The 18-year-old is still struggling to get minutes in the Premier League – he has accumulated 91 of them over eight appearances, all of them as a substitute – but has been selected in the starting lineup for seven of City’s nine domestic cup games this season, including the 2-0 win over Chelsea in the Community Shield. Foden has racked up three goals and two assists across those games, all of which City have won, with an aggregate score of 34-2.

There is an understandable yearning from the City fans to see more of the midfielder: fans always love a local lad, and Foden hails from Stockport, on the southern rim of the M60 ring road that circles Manchester. With England has come as runner-up in the under-17 Euros, for which he made the team of the tournament, and won the under-17 World Cup, where he was named the best player in the competition, which also earned him the BBC Young Sports Personality of the Year.

The potential could not be more obvious if you downloaded the editor and looked for the score out of 200, which is why we put him top of our list of the best teenagers at Premier League clubs.

But he is still only 18, and at times we can lose sight of how frightfully young that is, if you’ll excuse my using the word ‘frightfully’ as if I were in an Enid Blyton book. The list of players who were capable of starting regularly for the absolute elite is vanishing small in comparison to the list of truly great players who hadn’t yet made it at that age, and tends to be made up of speedy forwards: Michael Owen, the original Ronaldo, Kylian Mbappe, Jadon Sancho.

Cristiano Ronaldo was 21 before he stopped messing about with stepovers and started scoring goals. Gareth Bale was still playing left-back for Spurs at the same age. Frank Lampard didn’t get his move to Chelsea until he was 23, and even then took a year or two to bed in before he started playing at anything like his peak. And then there’s the false positives who never fulfil their potential, like Jack Wilshere or Micah Richards.

Foden didn’t exactly tear up trees for most of the game against Newport County, much as the pitch may have looked like he had (ZING! Take that, tiny League Two outfit!), but the last 15 minutes of the game were his showcase. He scored a very nice first goal with a run from the halfway line to satisfy the City fans’ lust for young blood, before later smashing in a second at the end of a run from 40 yards out to kill any hope of a ludicrously unlikely comeback from battling County.
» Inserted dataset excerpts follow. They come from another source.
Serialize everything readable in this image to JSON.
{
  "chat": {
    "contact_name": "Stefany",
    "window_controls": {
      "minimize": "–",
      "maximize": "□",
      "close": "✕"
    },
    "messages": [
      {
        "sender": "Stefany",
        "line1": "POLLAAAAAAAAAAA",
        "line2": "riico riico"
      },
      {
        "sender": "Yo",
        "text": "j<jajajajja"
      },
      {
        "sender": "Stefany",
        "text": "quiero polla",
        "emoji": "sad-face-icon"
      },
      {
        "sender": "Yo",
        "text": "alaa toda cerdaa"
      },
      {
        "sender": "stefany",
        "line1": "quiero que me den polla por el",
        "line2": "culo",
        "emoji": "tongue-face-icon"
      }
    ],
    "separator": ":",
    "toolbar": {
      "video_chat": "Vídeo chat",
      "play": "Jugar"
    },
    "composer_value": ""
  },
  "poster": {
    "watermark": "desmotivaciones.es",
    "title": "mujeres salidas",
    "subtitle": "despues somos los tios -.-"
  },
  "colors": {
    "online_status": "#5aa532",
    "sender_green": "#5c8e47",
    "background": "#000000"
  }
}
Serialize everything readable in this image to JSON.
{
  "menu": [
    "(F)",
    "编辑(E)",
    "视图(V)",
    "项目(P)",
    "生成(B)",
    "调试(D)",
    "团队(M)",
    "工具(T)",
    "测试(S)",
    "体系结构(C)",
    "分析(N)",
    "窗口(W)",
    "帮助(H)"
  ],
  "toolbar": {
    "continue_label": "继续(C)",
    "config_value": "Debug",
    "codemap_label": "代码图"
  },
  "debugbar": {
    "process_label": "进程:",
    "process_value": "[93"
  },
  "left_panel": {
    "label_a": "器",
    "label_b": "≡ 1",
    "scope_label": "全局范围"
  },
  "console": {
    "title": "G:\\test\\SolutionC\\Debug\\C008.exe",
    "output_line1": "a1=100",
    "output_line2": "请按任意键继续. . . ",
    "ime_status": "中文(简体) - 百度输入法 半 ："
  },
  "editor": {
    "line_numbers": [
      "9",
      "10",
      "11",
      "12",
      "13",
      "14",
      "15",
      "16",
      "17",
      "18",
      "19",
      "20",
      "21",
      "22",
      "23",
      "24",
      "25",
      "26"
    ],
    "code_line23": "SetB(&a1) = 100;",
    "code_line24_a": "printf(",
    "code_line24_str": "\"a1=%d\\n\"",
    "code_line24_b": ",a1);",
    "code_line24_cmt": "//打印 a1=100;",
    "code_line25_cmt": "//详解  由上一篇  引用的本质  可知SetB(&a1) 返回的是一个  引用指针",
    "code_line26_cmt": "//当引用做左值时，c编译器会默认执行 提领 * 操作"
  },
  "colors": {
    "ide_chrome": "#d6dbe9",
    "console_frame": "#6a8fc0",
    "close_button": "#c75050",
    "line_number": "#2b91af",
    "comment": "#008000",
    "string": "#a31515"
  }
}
Yes, it may only have been Newport, but none of the more senior players on display took control of the game the way that Foden did. It was already clear from the glowing terms in which Guardiola speaks about Foden that the City manager has no doubts about the midfielder’s technical ability, but with any young player, the uncertainty tends to be around physical prowess and the ability to cope with the mental pressure.

On both these counts, Foden passed the test in south Wales. The way he stepped up to kill the game off not once but twice was a strong indication that he is not a player who will go hiding when things aren’t going entirely his side’s way; and despite standing just 5’7” and having a build like a greyhound, Foden was trusted to complete the full 90 minutes against a side that Guardiola had suggested were “taller and stronger than us”, and in conditions Foden himself admitted were the worst he has ever played in.

“It’s a big squad and everyone wants to show the boss that they can start. He rotates the squad a lot so you have to show what you can do and there’s always a fight for places, but it’s good competition,” Foden said after the game. In his words just as in his performance, Foden revealed he is a young man who does not feel awed by the incredible players around him – he sees himself as one of them.

Little by little, Foden is getting these opportunities, and eventually, that will turn into regular league starts. If City weren’t in such a tight title race, you feel like this would be a foregone conclusion; now it remains to be seen whether Guardiola feels Foden has done enough to warrant a place regardless.